General information
- Type: Homebuilt aircraft
- National origin: United States
- Manufacturer: American Homebuilts
- Designer: Steve Nusbaum
- Status: Production completed
- Number built: 3 (2007)

History
- First flight: 1994

= American Homebuilts John Doe =

American homebuilt aircraft

The American Homebuilts John Doe is an American STOL homebuilt aircraft that was designed by Steve Nusbaum and produced by American Homebuilts of Hebron, Illinois, first flown in 1994. When it was available the aircraft was supplied as a kit for amateur construction.

==Design and development==
The aircraft was given its name because the designer and his wife, Carla Nusbaum, could not decide on an appropriate name for the design.

The John Doe features a strut-braced high-wing, a two-seats-in-tandem enclosed cabin, fixed conventional landing gear and a single engine in tractor configuration.

The aircraft is made from welded steel tubing, with its flying surfaces covered in doped aircraft fabric. Its 30.6 ft span wing mounts flaps, leading edge slats, drooping ailerons, stall fences, winglets and has a wing area of 130.6 sqft. It employs a NACA 4415 airfoil. The acceptable power range is 65 to 125 hp and the standard engines used are the 125 hp Continental IO-240 and 100 hp Continental O-200 powerplants.

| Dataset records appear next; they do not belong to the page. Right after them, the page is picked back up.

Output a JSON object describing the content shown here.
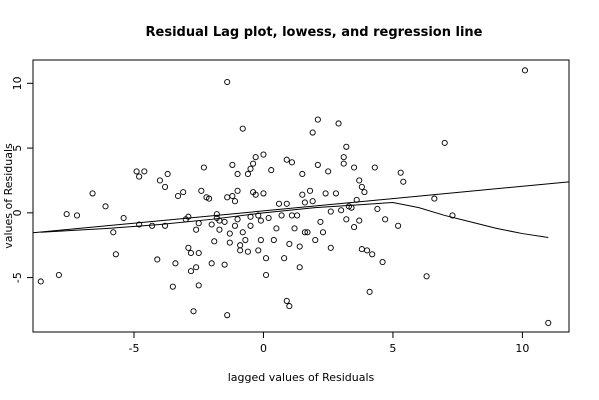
{
  "chart_data": {
    "type": "scatter",
    "title": "Residual Lag plot, lowess, and regression line",
    "xlabel": "lagged values of Residuals",
    "ylabel": "values of Residuals",
    "xlim": [
      -8.9,
      11.8
    ],
    "ylim": [
      -9.2,
      11.8
    ],
    "x_ticks": [
      -5,
      0,
      5,
      10
    ],
    "y_ticks": [
      -5,
      0,
      5,
      10
    ],
    "grid": false,
    "legend": "none",
    "colors": {
      "points": "#000000",
      "lines": "#000000",
      "frame": "#000000"
    },
    "points": [
      [
        -8.6,
        -5.3
      ],
      [
        -7.9,
        -4.8
      ],
      [
        -7.6,
        -0.1
      ],
      [
        -7.2,
        -0.2
      ],
      [
        -6.6,
        1.5
      ],
      [
        -6.1,
        0.5
      ],
      [
        -5.8,
        -1.5
      ],
      [
        -5.7,
        -3.2
      ],
      [
        -5.4,
        -0.4
      ],
      [
        -4.9,
        3.2
      ],
      [
        -4.8,
        2.8
      ],
      [
        -4.8,
        -0.9
      ],
      [
        -4.6,
        3.2
      ],
      [
        -4.3,
        -1.0
      ],
      [
        -4.1,
        -3.6
      ],
      [
        -4.0,
        2.5
      ],
      [
        -3.8,
        -1.0
      ],
      [
        -3.8,
        2.0
      ],
      [
        -3.7,
        3.0
      ],
      [
        -3.5,
        -5.7
      ],
      [
        -3.4,
        -3.9
      ],
      [
        -3.3,
        1.3
      ],
      [
        -3.1,
        1.6
      ],
      [
        -3.0,
        -0.5
      ],
      [
        -2.9,
        -0.3
      ],
      [
        -2.9,
        -2.7
      ],
      [
        -2.8,
        -3.1
      ],
      [
        -2.8,
        -4.5
      ],
      [
        -2.7,
        -7.6
      ],
      [
        -2.6,
        -4.2
      ],
      [
        -2.6,
        -1.3
      ],
      [
        -2.5,
        -0.8
      ],
      [
        -2.5,
        -3.1
      ],
      [
        -2.5,
        -5.6
      ],
      [
        -2.4,
        1.7
      ],
      [
        -2.3,
        3.5
      ],
      [
        -2.2,
        1.2
      ],
      [
        -2.1,
        1.1
      ],
      [
        -2.0,
        -0.9
      ],
      [
        -2.0,
        -3.9
      ],
      [
        -1.9,
        -2.2
      ],
      [
        -1.8,
        -0.4
      ],
      [
        -1.8,
        -0.1
      ],
      [
        -1.7,
        -1.3
      ],
      [
        -1.7,
        -0.6
      ],
      [
        -1.5,
        -4.0
      ],
      [
        -1.5,
        -0.7
      ],
      [
        -1.4,
        1.2
      ],
      [
        -1.3,
        -1.6
      ],
      [
        -1.3,
        -2.3
      ],
      [
        -1.4,
        10.1
      ],
      [
        -1.4,
        -7.9
      ],
      [
        -1.2,
        3.7
      ],
      [
        -1.2,
        1.3
      ],
      [
        -1.1,
        0.9
      ],
      [
        -1.1,
        -1.0
      ],
      [
        -1.0,
        3.0
      ],
      [
        -1.0,
        -0.5
      ],
      [
        -1.0,
        1.7
      ],
      [
        -0.9,
        -2.5
      ],
      [
        -0.9,
        -2.9
      ],
      [
        -0.8,
        -1.5
      ],
      [
        -0.8,
        6.5
      ],
      [
        -0.7,
        -2.1
      ],
      [
        -0.6,
        -3.0
      ],
      [
        -0.6,
        3.0
      ],
      [
        -0.5,
        -1.0
      ],
      [
        -0.5,
        -0.3
      ],
      [
        -0.5,
        3.4
      ],
      [
        -0.4,
        3.8
      ],
      [
        -0.4,
        1.6
      ],
      [
        -0.3,
        4.3
      ],
      [
        -0.3,
        1.4
      ],
      [
        -0.2,
        -0.2
      ],
      [
        -0.2,
        -2.9
      ],
      [
        -0.1,
        -2.1
      ],
      [
        -0.1,
        -0.6
      ],
      [
        0.0,
        4.5
      ],
      [
        0.0,
        1.5
      ],
      [
        0.1,
        -4.8
      ],
      [
        0.1,
        -3.5
      ],
      [
        0.2,
        -0.4
      ],
      [
        0.3,
        3.3
      ],
      [
        0.4,
        -2.1
      ],
      [
        0.5,
        -1.2
      ],
      [
        0.6,
        0.7
      ],
      [
        0.7,
        -0.2
      ],
      [
        0.8,
        -3.5
      ],
      [
        0.9,
        -6.8
      ],
      [
        0.9,
        4.1
      ],
      [
        0.9,
        0.7
      ],
      [
        1.0,
        -2.4
      ],
      [
        1.0,
        -7.2
      ],
      [
        1.1,
        3.9
      ],
      [
        1.1,
        -0.2
      ],
      [
        1.2,
        -1.2
      ],
      [
        1.3,
        -0.2
      ],
      [
        1.4,
        -2.6
      ],
      [
        1.4,
        -4.2
      ],
      [
        1.5,
        1.4
      ],
      [
        1.5,
        3.0
      ],
      [
        1.6,
        -1.5
      ],
      [
        1.6,
        0.8
      ],
      [
        1.7,
        -1.5
      ],
      [
        1.8,
        1.7
      ],
      [
        1.9,
        6.2
      ],
      [
        1.9,
        0.9
      ],
      [
        2.0,
        -2.1
      ],
      [
        2.1,
        7.2
      ],
      [
        2.1,
        3.7
      ],
      [
        2.2,
        -0.7
      ],
      [
        2.3,
        -1.5
      ],
      [
        2.4,
        1.5
      ],
      [
        2.5,
        3.2
      ],
      [
        2.6,
        -2.7
      ],
      [
        2.6,
        0.1
      ],
      [
        2.8,
        1.5
      ],
      [
        2.9,
        6.9
      ],
      [
        3.0,
        0.2
      ],
      [
        3.1,
        4.3
      ],
      [
        3.1,
        3.8
      ],
      [
        3.2,
        5.1
      ],
      [
        3.2,
        -0.5
      ],
      [
        3.3,
        0.5
      ],
      [
        3.4,
        0.4
      ],
      [
        3.5,
        3.5
      ],
      [
        3.5,
        -1.1
      ],
      [
        3.6,
        1.0
      ],
      [
        3.7,
        -0.6
      ],
      [
        3.7,
        2.5
      ],
      [
        3.8,
        -2.8
      ],
      [
        3.8,
        2.0
      ],
      [
        3.9,
        1.6
      ],
      [
        4.0,
        -2.9
      ],
      [
        4.1,
        -6.1
      ],
      [
        4.2,
        -3.2
      ],
      [
        4.3,
        3.5
      ],
      [
        4.4,
        0.3
      ],
      [
        4.6,
        -3.8
      ],
      [
        4.7,
        -0.5
      ],
      [
        5.2,
        -1.0
      ],
      [
        5.3,
        3.1
      ],
      [
        5.4,
        2.4
      ],
      [
        6.3,
        -4.9
      ],
      [
        6.6,
        1.1
      ],
      [
        7.0,
        5.4
      ],
      [
        7.3,
        -0.2
      ],
      [
        10.1,
        11.0
      ],
      [
        11.0,
        -8.5
      ]
    ],
    "lowess": [
      [
        -8.6,
        -1.5
      ],
      [
        -6.0,
        -1.2
      ],
      [
        -4.0,
        -0.9
      ],
      [
        -2.0,
        -0.5
      ],
      [
        0.0,
        0.0
      ],
      [
        2.0,
        0.4
      ],
      [
        3.5,
        0.6
      ],
      [
        5.0,
        0.8
      ],
      [
        6.0,
        0.4
      ],
      [
        7.0,
        -0.2
      ],
      [
        8.0,
        -0.7
      ],
      [
        9.0,
        -1.2
      ],
      [
        10.0,
        -1.6
      ],
      [
        11.0,
        -1.9
      ]
    ],
    "regression": {
      "intercept": 0.15,
      "slope": 0.19,
      "x_from": -8.9,
      "x_to": 11.8
    }
  }
}
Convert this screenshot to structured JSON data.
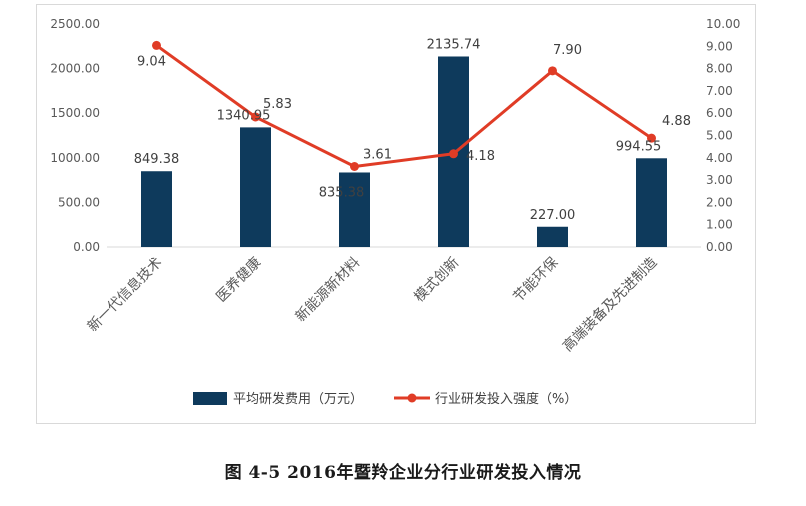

The aircraft has a typical empty weight of 878 lb and a gross weight of 1400 lb, giving a useful load of 522 lb. With full fuel of 26 u.s.gal the payload for the pilot, passenger and baggage is 366 lb.

The standard day, sea level, no wind, take off with a 125 hp engine is 150 ft and the landing roll is 250 ft.

The manufacturer estimated the construction time from the supplied kit as 400 hours.

==Operational history==
By 1998 the company reported that one had been completed and was flying.

By December 2007 a total of three had been completed.

In April 2015 one example was registered in the United States with the Federal Aviation Administration, although a total of three had been registered at one time.